Peut-il arriver—et dans quel cas précis—que la productivité de notre système social retarde de plus en plus sur celle du capitalisme ? Car, en fin de compte, cela amènerait inéluctablement l’écroulement de la République socialiste. Si nous dirigeons avec intelligence notre économie durant cette phase—pendant laquelle nous devons créer par nous-mêmes la base de l’industrie, ce qui exige de bien plus grandes qualités dans la direction—la productivité de notre travail grandira. Peut-on, cependant, supposer que la productivité du travail dans les pays capitalistes ou, pour parler plus précisément, des pays capitalistes prédominants, s’accroîtra plus vite que la nôtre ? Si cette question ne reçoit pas une réponse qui tienne compte des perspectives, les proclamations vantardes sur notre allure suffisante " par elle-même " (sans parler de la philosophie ridicule de " l’allure de tortue ") ne signifient rien. Mais tenter de répondre au problème de la compétition entre les deux systèmes nous entraîne déjà dans l’arène de l’économie et de la politique mondiales, c’est-à-dire dans l’arène où agit et décide l’Internationale révolutionnaire (et non pas une République soviétique vivant pour elle-même et réclamant de temps en temps l’aide de l’Internationale).

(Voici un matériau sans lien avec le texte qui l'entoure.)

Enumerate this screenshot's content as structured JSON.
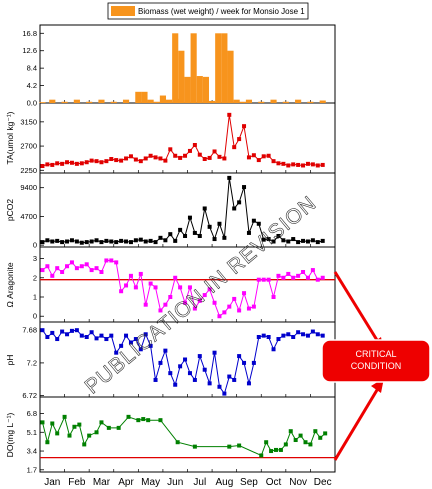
{
  "watermark": "PUBLICATION IN REVISION",
  "callout": {
    "line1": "CRITICAL",
    "line2": "CONDITION",
    "color": "#ee0000"
  },
  "chart_data": {
    "type": "multi-panel time series (bar + line)",
    "x_ticks": [
      "Jan",
      "Feb",
      "Mar",
      "Apr",
      "May",
      "Jun",
      "Jul",
      "Aug",
      "Sep",
      "Oct",
      "Nov",
      "Dec"
    ],
    "panels": [
      {
        "id": "biomass",
        "type": "bar",
        "color": "#f7941d",
        "legend": "Biomass (wet weight) / week for Monsio Jose 1",
        "ylabel": "",
        "ylim": [
          0,
          18.8
        ],
        "yticks": [
          0.0,
          4.2,
          8.4,
          12.6,
          16.8
        ],
        "x": [
          0.1,
          0.5,
          1.0,
          1.5,
          2.0,
          2.5,
          3.0,
          3.5,
          4.0,
          4.25,
          4.5,
          4.75,
          5.0,
          5.25,
          5.5,
          5.6,
          5.75,
          6.0,
          6.25,
          6.5,
          6.75,
          7.0,
          7.25,
          7.5,
          7.75,
          8.0,
          8.25,
          8.5,
          9.0,
          9.5,
          10.0,
          10.5,
          11.0,
          11.5
        ],
        "values": [
          0.2,
          0.8,
          0.3,
          0.8,
          0.3,
          0.8,
          0.3,
          0.8,
          2.7,
          2.7,
          0.8,
          0.3,
          1.8,
          0.8,
          16.8,
          1.0,
          12.6,
          6.3,
          16.8,
          6.5,
          6.3,
          0.5,
          16.8,
          16.8,
          12.6,
          0.8,
          0.3,
          0.8,
          0.3,
          0.8,
          0.3,
          0.8,
          0.3,
          0.6
        ]
      },
      {
        "id": "ta",
        "type": "line",
        "color": "#e00000",
        "ylabel": "TA(umol kg⁻¹)",
        "ylim": [
          2200,
          3500
        ],
        "yticks": [
          2250,
          2700,
          3150
        ],
        "x": [
          0.1,
          0.3,
          0.5,
          0.7,
          0.9,
          1.1,
          1.3,
          1.5,
          1.7,
          1.9,
          2.1,
          2.3,
          2.5,
          2.7,
          2.9,
          3.1,
          3.3,
          3.5,
          3.7,
          3.9,
          4.1,
          4.3,
          4.5,
          4.7,
          4.9,
          5.1,
          5.3,
          5.5,
          5.7,
          5.9,
          6.1,
          6.3,
          6.5,
          6.7,
          6.9,
          7.1,
          7.3,
          7.5,
          7.7,
          7.9,
          8.1,
          8.3,
          8.5,
          8.7,
          8.9,
          9.1,
          9.3,
          9.5,
          9.7,
          9.9,
          10.1,
          10.3,
          10.5,
          10.7,
          10.9,
          11.1,
          11.3,
          11.5
        ],
        "values": [
          2330,
          2360,
          2350,
          2380,
          2370,
          2400,
          2390,
          2370,
          2380,
          2400,
          2430,
          2420,
          2400,
          2420,
          2460,
          2440,
          2430,
          2470,
          2510,
          2450,
          2420,
          2470,
          2520,
          2490,
          2470,
          2430,
          2640,
          2520,
          2480,
          2520,
          2610,
          2720,
          2540,
          2460,
          2480,
          2600,
          2500,
          2470,
          3280,
          2680,
          2830,
          3070,
          2490,
          2530,
          2440,
          2510,
          2520,
          2420,
          2380,
          2370,
          2340,
          2360,
          2350,
          2340,
          2370,
          2360,
          2340,
          2350
        ]
      },
      {
        "id": "pco2",
        "type": "line",
        "color": "#000000",
        "ylabel": "pCO2",
        "ylim": [
          -300,
          11800
        ],
        "yticks": [
          0,
          4700,
          9400
        ],
        "x": [
          0.1,
          0.3,
          0.5,
          0.7,
          0.9,
          1.1,
          1.3,
          1.5,
          1.7,
          1.9,
          2.1,
          2.3,
          2.5,
          2.7,
          2.9,
          3.1,
          3.3,
          3.5,
          3.7,
          3.9,
          4.1,
          4.3,
          4.5,
          4.7,
          4.9,
          5.1,
          5.3,
          5.5,
          5.7,
          5.9,
          6.1,
          6.3,
          6.5,
          6.7,
          6.9,
          7.1,
          7.3,
          7.5,
          7.7,
          7.9,
          8.1,
          8.3,
          8.5,
          8.7,
          8.9,
          9.1,
          9.3,
          9.5,
          9.7,
          9.9,
          10.1,
          10.3,
          10.5,
          10.7,
          10.9,
          11.1,
          11.3,
          11.5
        ],
        "values": [
          500,
          800,
          600,
          700,
          500,
          600,
          800,
          600,
          400,
          500,
          600,
          800,
          500,
          700,
          600,
          500,
          700,
          600,
          500,
          800,
          900,
          600,
          700,
          500,
          1200,
          800,
          1800,
          700,
          2500,
          1500,
          4500,
          2000,
          1500,
          6000,
          3000,
          1000,
          3500,
          1200,
          11000,
          6000,
          7000,
          9500,
          2000,
          4000,
          3500,
          900,
          1000,
          600,
          1500,
          800,
          600,
          1000,
          500,
          700,
          600,
          800,
          500,
          700
        ]
      },
      {
        "id": "arag",
        "type": "line",
        "color": "#ff00ff",
        "ylabel": "Ω Aragonite",
        "ylim": [
          -0.3,
          3.6
        ],
        "yticks": [
          0,
          1,
          2,
          3
        ],
        "threshold": 1.9,
        "x": [
          0.1,
          0.3,
          0.5,
          0.7,
          0.9,
          1.1,
          1.3,
          1.5,
          1.7,
          1.9,
          2.1,
          2.3,
          2.5,
          2.7,
          2.9,
          3.1,
          3.3,
          3.5,
          3.7,
          3.9,
          4.1,
          4.3,
          4.5,
          4.7,
          4.9,
          5.1,
          5.3,
          5.5,
          5.7,
          5.9,
          6.1,
          6.3,
          6.5,
          6.7,
          6.9,
          7.1,
          7.3,
          7.5,
          7.7,
          7.9,
          8.1,
          8.3,
          8.5,
          8.7,
          8.9,
          9.1,
          9.3,
          9.5,
          9.7,
          9.9,
          10.1,
          10.3,
          10.5,
          10.7,
          10.9,
          11.1,
          11.3,
          11.5
        ],
        "values": [
          2.4,
          2.6,
          2.1,
          2.5,
          2.3,
          2.6,
          2.8,
          2.5,
          2.6,
          2.7,
          2.4,
          2.5,
          2.3,
          2.9,
          2.9,
          2.8,
          1.3,
          1.6,
          2.1,
          1.5,
          2.2,
          0.6,
          1.7,
          1.5,
          0.3,
          0.6,
          1.0,
          2.0,
          1.5,
          0.7,
          1.5,
          0.4,
          0.8,
          1.1,
          1.4,
          0.7,
          0.0,
          0.2,
          0.5,
          0.9,
          0.3,
          1.2,
          0.4,
          0.5,
          1.9,
          1.9,
          1.9,
          1.0,
          2.1,
          2.0,
          2.2,
          2.0,
          2.1,
          2.3,
          2.0,
          2.4,
          1.9,
          2.0
        ]
      },
      {
        "id": "ph",
        "type": "line",
        "color": "#0000cc",
        "ylabel": "pH",
        "ylim": [
          6.7,
          7.8
        ],
        "yticks": [
          6.72,
          7.2,
          7.68
        ],
        "x": [
          0.1,
          0.3,
          0.5,
          0.7,
          0.9,
          1.1,
          1.3,
          1.5,
          1.7,
          1.9,
          2.1,
          2.3,
          2.5,
          2.7,
          2.9,
          3.1,
          3.3,
          3.5,
          3.7,
          3.9,
          4.1,
          4.3,
          4.5,
          4.7,
          4.9,
          5.1,
          5.3,
          5.5,
          5.7,
          5.9,
          6.1,
          6.3,
          6.5,
          6.7,
          6.9,
          7.1,
          7.3,
          7.5,
          7.7,
          7.9,
          8.1,
          8.3,
          8.5,
          8.7,
          8.9,
          9.1,
          9.3,
          9.5,
          9.7,
          9.9,
          10.1,
          10.3,
          10.5,
          10.7,
          10.9,
          11.1,
          11.3,
          11.5
        ],
        "values": [
          7.68,
          7.58,
          7.64,
          7.55,
          7.66,
          7.62,
          7.67,
          7.68,
          7.6,
          7.58,
          7.65,
          7.56,
          7.6,
          7.55,
          7.6,
          7.35,
          7.45,
          7.6,
          7.5,
          7.55,
          7.4,
          7.62,
          7.45,
          6.95,
          7.2,
          7.38,
          7.05,
          6.88,
          7.15,
          7.25,
          7.05,
          6.95,
          7.3,
          7.1,
          6.9,
          7.35,
          6.85,
          6.75,
          7.0,
          6.95,
          7.3,
          7.2,
          6.9,
          7.2,
          7.58,
          7.6,
          7.58,
          7.4,
          7.55,
          7.6,
          7.62,
          7.58,
          7.65,
          7.62,
          7.6,
          7.66,
          7.62,
          7.6
        ]
      },
      {
        "id": "do",
        "type": "line",
        "color": "#008000",
        "ylabel": "DO(mg L⁻¹)",
        "ylim": [
          1.5,
          8.3
        ],
        "yticks": [
          1.7,
          3.4,
          5.1,
          6.8
        ],
        "threshold": 2.8,
        "x": [
          0.1,
          0.3,
          0.5,
          0.7,
          1.0,
          1.2,
          1.4,
          1.6,
          1.8,
          2.0,
          2.3,
          2.5,
          2.8,
          3.2,
          3.6,
          4.0,
          4.2,
          4.4,
          4.9,
          5.6,
          6.3,
          7.7,
          8.1,
          9.0,
          9.2,
          9.4,
          9.6,
          9.8,
          10.0,
          10.2,
          10.4,
          10.6,
          10.8,
          11.0,
          11.2,
          11.4,
          11.6
        ],
        "values": [
          6.0,
          4.2,
          5.9,
          5.0,
          6.5,
          4.8,
          5.6,
          5.8,
          4.0,
          4.8,
          5.1,
          6.0,
          5.5,
          5.5,
          6.5,
          6.2,
          6.3,
          6.2,
          6.2,
          4.2,
          3.8,
          3.8,
          3.9,
          3.0,
          4.2,
          3.4,
          3.5,
          3.5,
          4.0,
          5.2,
          4.4,
          4.8,
          4.2,
          4.0,
          5.2,
          4.6,
          5.0
        ]
      }
    ]
  }
}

A propos de l’économie étatisée de l’U.R.S.S., le projet de programme dit qu’elle " développe la grosse industrie à une allure qui dépasse celle du développement dans les pays capitalistes ". Il faut reconnaître que, dans cet essai de confrontation des deux allures, un pas en avant est fait dans le domaine des principes, par rapport à la période où les auteurs du programme niaient absolument la nécessité d’un coefficient de comparaison entre notre développement et celui du reste du monde. Il est inutile " de mêler à ces problèmes le facteur international ", disait Staline. Nous construirons le socialisme " même à une allure de tortue ", disait Boukharine. C’est précisément suivant cette ligne que se déroulèrent les discussions de principe durant plusieurs années. Formellement, cette ligne l’a emporté. Mais, si on ne se limite pas à glisser dans le texte une comparaison entre les différentes allures du développement économique, si l’on se pénètre de ce que le problème a d’essentiel, on verra que, dans un autre chapitre du projet, on ne peut parler d’ " un minimum suffisant de l’industrie " en prenant seulement pour base des rapports intérieurs, sans relation avec le monde capitaliste ; non seulement on ne peut pas résoudre la question a priori, mais on ne peut même pas poser la question de savoir s’il est " possible " ou " impossible " au prolétariat d’un pays donné de construire le socialisme par ses propres forces. La question se règle dans la dynamique de la lutte entre deux systèmes, entre deux classes mondiales ; en dépit des coefficients élevés de notre croissance au cours de la période de reconstruction, demeure un fait essentiel et indiscutable :

" Le capital, si on le considère dans le monde entier, reste aujourd’hui encore plus fort que le pouvoir des Soviets, non seulement militairement mais aussi économiquement. C’est cette thèse fondamentale qu’il faut prendre comme base et ne jamais oublier " (LÉNINE, Œuvres, Vol. XVII, p. 102 de l’édition russe).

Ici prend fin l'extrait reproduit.